CLARKSVILLE, Ind. — Indiana’s Department of Family and Social Services has launched a new website with free mental health resources for Hoosiers.
Governor Eric Holcomb announced the new site on Monday, calling it ‘imperative’ to recognize how the coronavirus pandemic has impacted mental health.
The site called Be Well Indiana has tips to fight anxiety or depression and resources to reach out to for help. Holcomb says though it's been launched specifically for mental health during the pandemic, it will evolve as a resource beyond the current crisis.
"I think this is a very concise, very well put together site,” said Dr.

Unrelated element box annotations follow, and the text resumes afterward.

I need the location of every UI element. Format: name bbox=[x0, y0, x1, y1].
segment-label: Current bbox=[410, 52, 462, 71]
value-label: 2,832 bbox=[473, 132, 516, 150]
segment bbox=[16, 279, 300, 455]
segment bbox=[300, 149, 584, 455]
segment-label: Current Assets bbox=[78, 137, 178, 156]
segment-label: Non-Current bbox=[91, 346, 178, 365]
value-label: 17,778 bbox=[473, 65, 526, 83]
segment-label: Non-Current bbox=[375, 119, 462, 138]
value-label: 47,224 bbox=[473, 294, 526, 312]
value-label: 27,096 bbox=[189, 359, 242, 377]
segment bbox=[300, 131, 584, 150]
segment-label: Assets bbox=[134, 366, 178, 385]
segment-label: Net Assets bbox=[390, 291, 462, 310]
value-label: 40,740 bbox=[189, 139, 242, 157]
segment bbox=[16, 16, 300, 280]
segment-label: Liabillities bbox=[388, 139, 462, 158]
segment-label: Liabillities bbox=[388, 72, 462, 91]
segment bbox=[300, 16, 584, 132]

Jeff Romer with Personal Counseling Service Inc. "I was very impressed with it as a self-help kind of tool and resources that you can have and where to go."
Romer says he has noticed more stress in clients amid the crisis.
“Their sense of anxiety is higher, they may be more prone to the blues,” he said.
Romer calls social distancing amid the coronavirus crisis a way to 'recover together’ but says it’s normal to feel anxious.
"We have the need for social contact, and that's one of the awful things about this time is that it's disrupting something that’s in our neurology,” he said. "Any change in the routine, positive or negative, we get stressed."
In the meantime, Romer says there are a few ways to help control that stress.
"If you get anxious just remember, everything will change, and it will change again,” he said. "If you have a yard, you have a porch, go outside because you're connecting to this world of other living things that's not your four walls."
He recommends keeping a focus on the positives, on things within control, and to be honest about feelings of stress.
"Sometimes just being aware of that, yeah I'm aware I'm anxious, talk to somebody,” he said.